For reasons of compatibility and simplicity, it's best to use React's built-in state management capabilities rather than external global state. But React has certain limitations:
- Component state can only be shared by pushing it up to the common ancestor, but this might include a huge tree that then needs to re-render.
- Context can only store a single value, not an indefinite set of values each with its own consumers.
- Both of these make it difficult to code-split the top of the tree (where the state has to live) from the leaves of the tree (where the state is used).
We want to improve this while keeping both the API and the semantics and behavior as Reactish as possible.
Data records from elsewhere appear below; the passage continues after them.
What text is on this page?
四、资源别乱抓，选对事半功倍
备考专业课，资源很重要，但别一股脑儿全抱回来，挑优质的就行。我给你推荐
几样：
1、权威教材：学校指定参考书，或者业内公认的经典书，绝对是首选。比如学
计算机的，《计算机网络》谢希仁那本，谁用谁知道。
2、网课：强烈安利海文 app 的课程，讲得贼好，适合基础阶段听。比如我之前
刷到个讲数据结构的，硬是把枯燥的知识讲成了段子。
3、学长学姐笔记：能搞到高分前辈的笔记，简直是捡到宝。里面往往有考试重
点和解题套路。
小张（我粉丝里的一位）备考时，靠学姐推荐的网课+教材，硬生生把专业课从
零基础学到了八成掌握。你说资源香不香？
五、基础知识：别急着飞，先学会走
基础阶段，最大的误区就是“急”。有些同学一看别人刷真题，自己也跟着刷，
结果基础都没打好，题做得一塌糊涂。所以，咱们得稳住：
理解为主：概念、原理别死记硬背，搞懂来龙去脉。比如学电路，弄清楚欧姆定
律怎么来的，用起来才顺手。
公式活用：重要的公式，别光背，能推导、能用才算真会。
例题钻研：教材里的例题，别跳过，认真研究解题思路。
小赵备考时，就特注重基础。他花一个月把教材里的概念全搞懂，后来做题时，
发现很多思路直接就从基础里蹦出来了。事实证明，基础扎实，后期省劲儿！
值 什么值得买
Recoil defines a directed graph orthogonal to but also intrinsic and attached to your React tree. State changes flow from the roots of this graph (which we call atoms) through pure functions (which we call selectors) and into components. With this approach:
- We get a boilerplate-free API where shared state has the same simple get/set interface as React local state (yet can be encapsulated with reducers etc. if needed).
- We have the possibility of compatibility with Concurrent Mode and other new React features as they become available.
- The state definition is incremental and distributed, making code-splitting possible.
- State can be replaced with derived data without modifying the components that use it.
- Derived data can move between being synchronous and asynchronous without modifying the components that use it.
- We can treat navigation as a first-class concept, even encoding state transitions in links.
- It's easy to persist the entire application state in a way that is backwards-compatible, so persisted states can survive application changes.